Considering the potential of these molecules for plant biotechnological approaches, the present work generated a curated list of osmoprotectants, osmoprotectant-related sequences and important regulatory elements, indicating most adequate tools for their identification and annotation. To evaluate the sensitivity of the proposed approach, the generated seed sequences and the proposed workflow were used to search of osmoprotectant-related sequences in short sequences (26 bp) generated from HT-SuperSAGE  deposited in the GENOSOJA (Brazilian Soybean Genome Consortium) data Bank . A significant number of tags matched to known osmoprotectant-related sequences showing the effectiveness of the present approach useful for searches in other (actually very abundant) databanks comprising second generation sequences associated to the high performance sequencing approaches [e.g.
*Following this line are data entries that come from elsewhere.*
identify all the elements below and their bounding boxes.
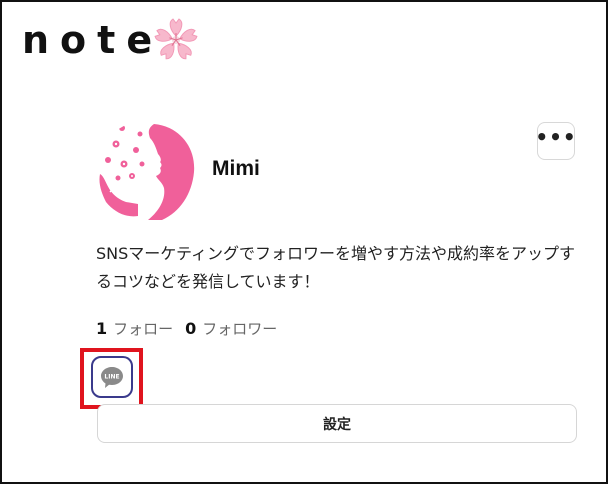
line-icon: LINE: [101, 367, 123, 388]
follow-count[interactable]: 1: [96, 319, 107, 338]
follow-stats: 1 フォロー 0 フォロワー: [96, 318, 289, 339]
avatar[interactable]: [96, 120, 200, 224]
follow-label[interactable]: フォロー: [113, 318, 173, 339]
page-frame: note Mimi ••• SNSマーケティングでフォロワーを増やす方法や成約率…: [0, 0, 608, 484]
follower-label[interactable]: フォロワー: [202, 318, 277, 339]
line-icon-label: LINE: [104, 374, 119, 381]
profile-bio: SNSマーケティングでフォロワーを増やす方法や成約率をアップするコツなどを発信し…: [96, 244, 576, 291]
sakura-icon: [154, 18, 198, 60]
woman-silhouette-flowers-avatar: [99, 124, 195, 220]
settings-label: 設定: [323, 416, 351, 433]
logo-text: note: [22, 18, 164, 62]
line-link-button[interactable]: LINE: [91, 356, 133, 398]
note-logo[interactable]: note: [22, 16, 163, 64]
more-horizontal-icon: •••: [535, 125, 577, 149]
follower-count[interactable]: 0: [185, 319, 196, 338]
username: Mimi: [212, 157, 260, 180]
settings-button[interactable]: 設定: [97, 404, 577, 443]
more-options-button[interactable]: •••: [535, 122, 577, 160]
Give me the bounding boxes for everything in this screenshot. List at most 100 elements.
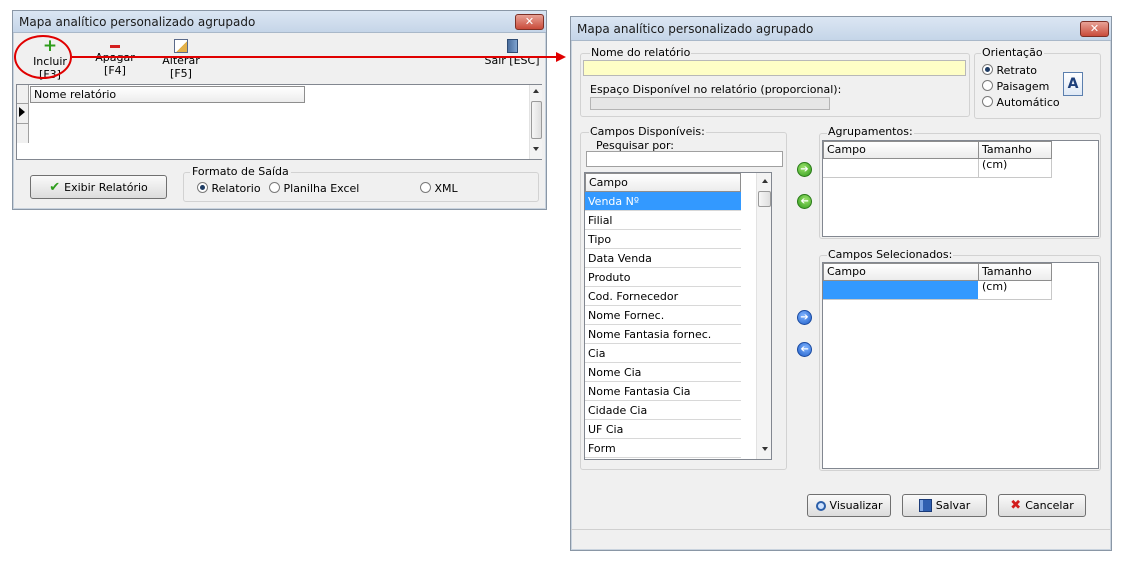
right-window: Mapa analítico personalizado agrupado ✕ … <box>570 16 1112 551</box>
left-titlebar: Mapa analítico personalizado agrupado ✕ <box>13 11 546 33</box>
campos-scroll-thumb[interactable] <box>758 191 771 207</box>
right-close-button[interactable]: ✕ <box>1080 21 1109 37</box>
radio-relatorio-dot[interactable] <box>197 182 208 193</box>
floppy-disk-icon <box>918 499 932 512</box>
radio-paisagem-dot[interactable] <box>982 80 993 91</box>
campo-list-item[interactable]: Data Venda <box>585 249 741 268</box>
campo-list-item[interactable]: Cod. Fornecedor <box>585 287 741 306</box>
radio-automatico[interactable]: Automático <box>982 96 1060 109</box>
campos-scroll-down-icon[interactable] <box>762 447 768 451</box>
campos-scrollbar[interactable] <box>756 173 771 459</box>
nome-label: Nome do relatório <box>590 46 692 59</box>
radio-planilha-dot[interactable] <box>269 182 280 193</box>
radio-xml[interactable]: XML <box>420 182 458 195</box>
selecionados-title: Campos Selecionados: <box>827 248 954 261</box>
campo-list-item[interactable]: Nome Fornec. <box>585 306 741 325</box>
right-window-title: Mapa analítico personalizado agrupado <box>577 22 814 36</box>
radio-paisagem[interactable]: Paisagem <box>982 80 1049 93</box>
cancel-x-icon: ✖ <box>1010 498 1022 513</box>
selecionados-row[interactable] <box>823 281 1052 300</box>
campo-list-item[interactable]: Nome Cia <box>585 363 741 382</box>
exibir-relatorio-button[interactable]: ✔ Exibir Relatório <box>30 175 167 199</box>
campo-list-item[interactable]: Form <box>585 439 741 458</box>
add-agrupamento-arrow-icon[interactable]: ➔ <box>797 162 812 177</box>
campo-list-item[interactable]: UF Cia <box>585 420 741 439</box>
remove-selecionado-arrow-icon[interactable]: ➔ <box>797 342 812 357</box>
salvar-button[interactable]: Salvar <box>902 494 987 517</box>
scroll-down-icon[interactable] <box>533 147 539 151</box>
exibir-relatorio-label: Exibir Relatório <box>64 180 148 194</box>
selecionados-row-selected-cell[interactable] <box>823 281 978 299</box>
cancelar-button[interactable]: ✖ Cancelar <box>998 494 1086 517</box>
exit-door-icon <box>506 39 518 53</box>
cancelar-label: Cancelar <box>1025 499 1074 512</box>
grid-scroll-thumb[interactable] <box>531 101 542 139</box>
left-window-title: Mapa analítico personalizado agrupado <box>19 15 256 29</box>
visualizar-label: Visualizar <box>829 499 883 512</box>
right-status-divider <box>571 529 1111 530</box>
selecionados-grid[interactable]: Campo Tamanho (cm) <box>822 262 1099 469</box>
radio-automatico-label: Automático <box>996 96 1060 109</box>
left-window: Mapa analítico personalizado agrupado ✕ … <box>12 10 547 210</box>
radio-relatorio[interactable]: Relatorio <box>197 182 261 195</box>
agrupamentos-title: Agrupamentos: <box>827 125 914 138</box>
pesquisar-input[interactable] <box>586 151 783 167</box>
edit-icon <box>174 39 188 53</box>
campos-disponiveis-title: Campos Disponíveis: <box>589 125 706 138</box>
left-close-button[interactable]: ✕ <box>515 14 544 30</box>
campos-disponiveis-list[interactable]: Campo Venda Nº Filial Tipo Data Venda Produt… <box>584 172 772 460</box>
salvar-label: Salvar <box>935 499 971 512</box>
agrupamentos-col-campo[interactable]: Campo <box>823 141 979 159</box>
campos-col-header[interactable]: Campo <box>585 173 741 192</box>
radio-planilha[interactable]: Planilha Excel <box>269 182 359 195</box>
page-orientation-icon: A <box>1063 72 1083 96</box>
add-selecionado-arrow-icon[interactable]: ➔ <box>797 310 812 325</box>
campos-scroll-up-icon[interactable] <box>762 179 768 183</box>
grid-header-nome[interactable]: Nome relatório <box>30 86 305 103</box>
radio-planilha-label: Planilha Excel <box>283 182 360 195</box>
grid-scrollbar[interactable] <box>529 85 542 159</box>
radio-retrato[interactable]: Retrato <box>982 64 1037 77</box>
annotation-arrow-line <box>72 56 556 58</box>
espaco-progress <box>590 97 830 110</box>
scroll-up-icon[interactable] <box>533 89 539 93</box>
selecionados-col-tamanho[interactable]: Tamanho (cm) <box>978 263 1052 293</box>
checkmark-icon: ✔ <box>49 179 61 195</box>
radio-retrato-label: Retrato <box>996 64 1038 77</box>
magnifier-icon <box>815 500 826 511</box>
apagar-button[interactable]: Apagar [F4] <box>83 37 147 77</box>
campo-list-item[interactable]: Cia <box>585 344 741 363</box>
agrupamentos-grid[interactable]: Campo Tamanho (cm) <box>822 140 1099 237</box>
radio-xml-dot[interactable] <box>420 182 431 193</box>
agrupamentos-row[interactable] <box>823 159 1052 178</box>
right-titlebar: Mapa analítico personalizado agrupado ✕ <box>571 17 1111 41</box>
current-row-arrow-icon <box>19 107 25 117</box>
campo-list-item[interactable]: Tipo <box>585 230 741 249</box>
annotation-arrow-head <box>556 52 566 62</box>
nome-input[interactable] <box>583 60 966 76</box>
sair-button[interactable]: Sair [ESC] <box>483 37 541 73</box>
campo-list-item[interactable]: Filial <box>585 211 741 230</box>
campo-list-item[interactable]: Cidade Cia <box>585 401 741 420</box>
alterar-button[interactable]: Alterar [F5] <box>151 37 211 80</box>
formato-saida-title: Formato de Saída <box>190 165 291 178</box>
apagar-label: Apagar [F4] <box>95 51 135 77</box>
visualizar-button[interactable]: Visualizar <box>807 494 891 517</box>
orientacao-title: Orientação <box>981 46 1044 59</box>
remove-agrupamento-arrow-icon[interactable]: ➔ <box>797 194 812 209</box>
campo-list-item[interactable]: Venda Nº <box>585 192 741 211</box>
espaco-label: Espaço Disponível no relatório (proporci… <box>590 83 842 96</box>
selecionados-col-campo[interactable]: Campo <box>823 263 979 281</box>
radio-paisagem-label: Paisagem <box>996 80 1050 93</box>
agrupamentos-col-tamanho[interactable]: Tamanho (cm) <box>978 141 1052 171</box>
minus-icon <box>110 45 120 48</box>
campo-list-item[interactable]: Nome Fantasia fornec. <box>585 325 741 344</box>
radio-xml-label: XML <box>434 182 458 195</box>
radio-retrato-dot[interactable] <box>982 64 993 75</box>
campo-list-item[interactable]: Nome Fantasia Cia <box>585 382 741 401</box>
radio-automatico-dot[interactable] <box>982 96 993 107</box>
grid-row-indicator <box>17 85 29 143</box>
campo-list-item[interactable]: Produto <box>585 268 741 287</box>
relatorios-grid[interactable]: Nome relatório <box>16 84 542 160</box>
radio-relatorio-label: Relatorio <box>211 182 261 195</box>
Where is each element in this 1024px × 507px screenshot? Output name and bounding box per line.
Pyrosequencer (454 Roche®), Solexa (Illumina®) and SOLiD (Applied Biosystems®)] regarding genomic and transcriptomic libraries.
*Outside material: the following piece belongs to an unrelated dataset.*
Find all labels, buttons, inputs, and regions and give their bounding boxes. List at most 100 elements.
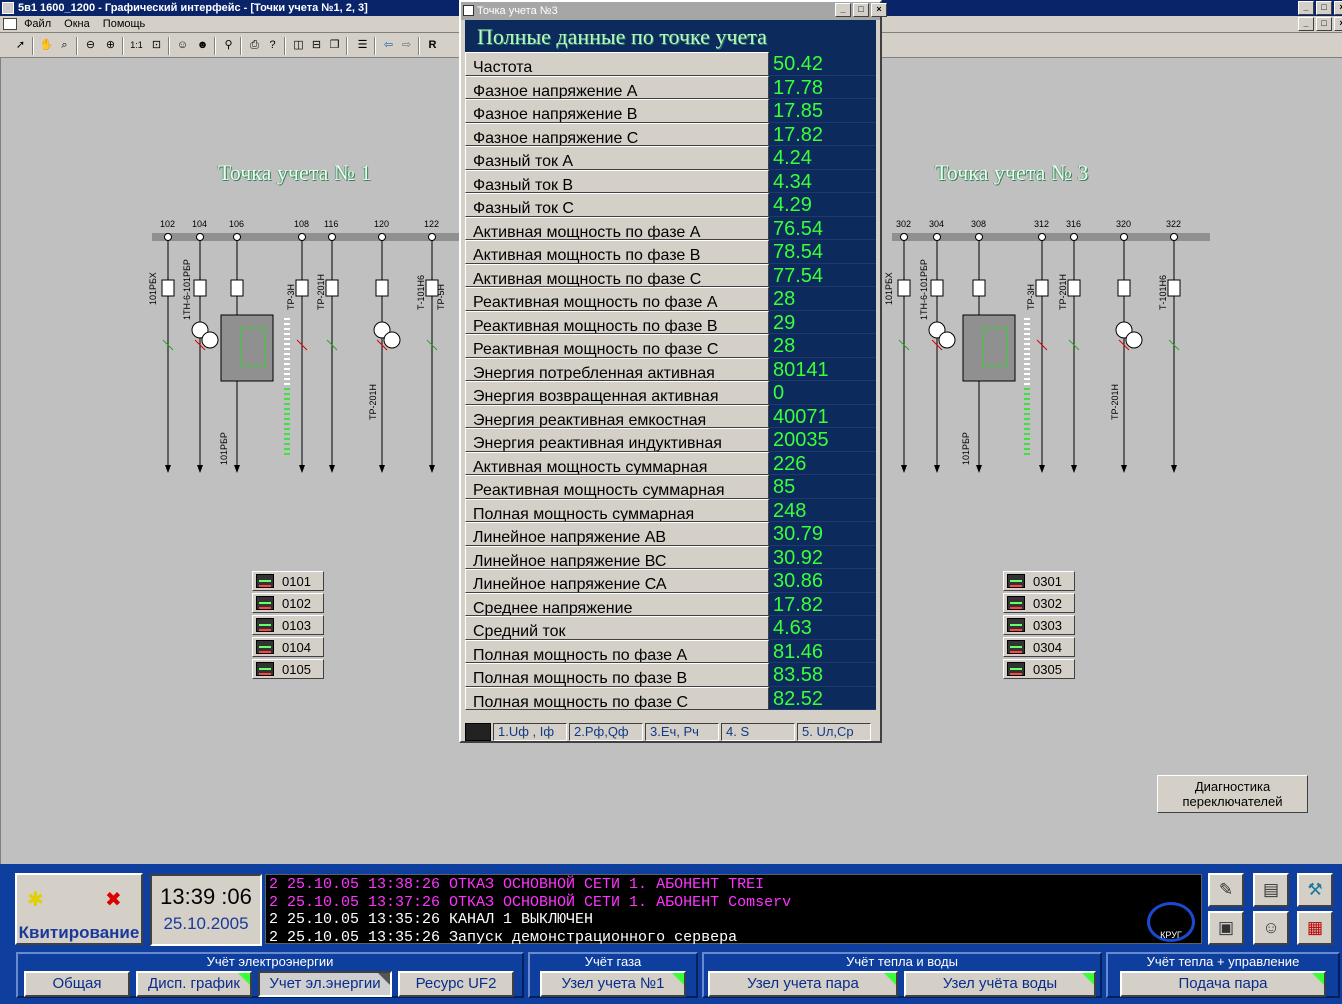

The present work also represents the first overall evaluation of the osmoprotectants in a higher plant comparing the prevalence of genes encoding enzymes of osmoprotectants biosynthetic pathways in sequence databanks with different backgrounds considering tissues, stages, stress conditions and also molecular approaches used to generate transcripts (ESTs, subtractive, cDNA full length, HT-SuperSAGE, BACs, etc.). In this aspect soybean offers one of the most abundant data sources for such an evaluation in legumes (see Benko-Iseppon et al. ), due to its importance as a source of food and oil in our planet.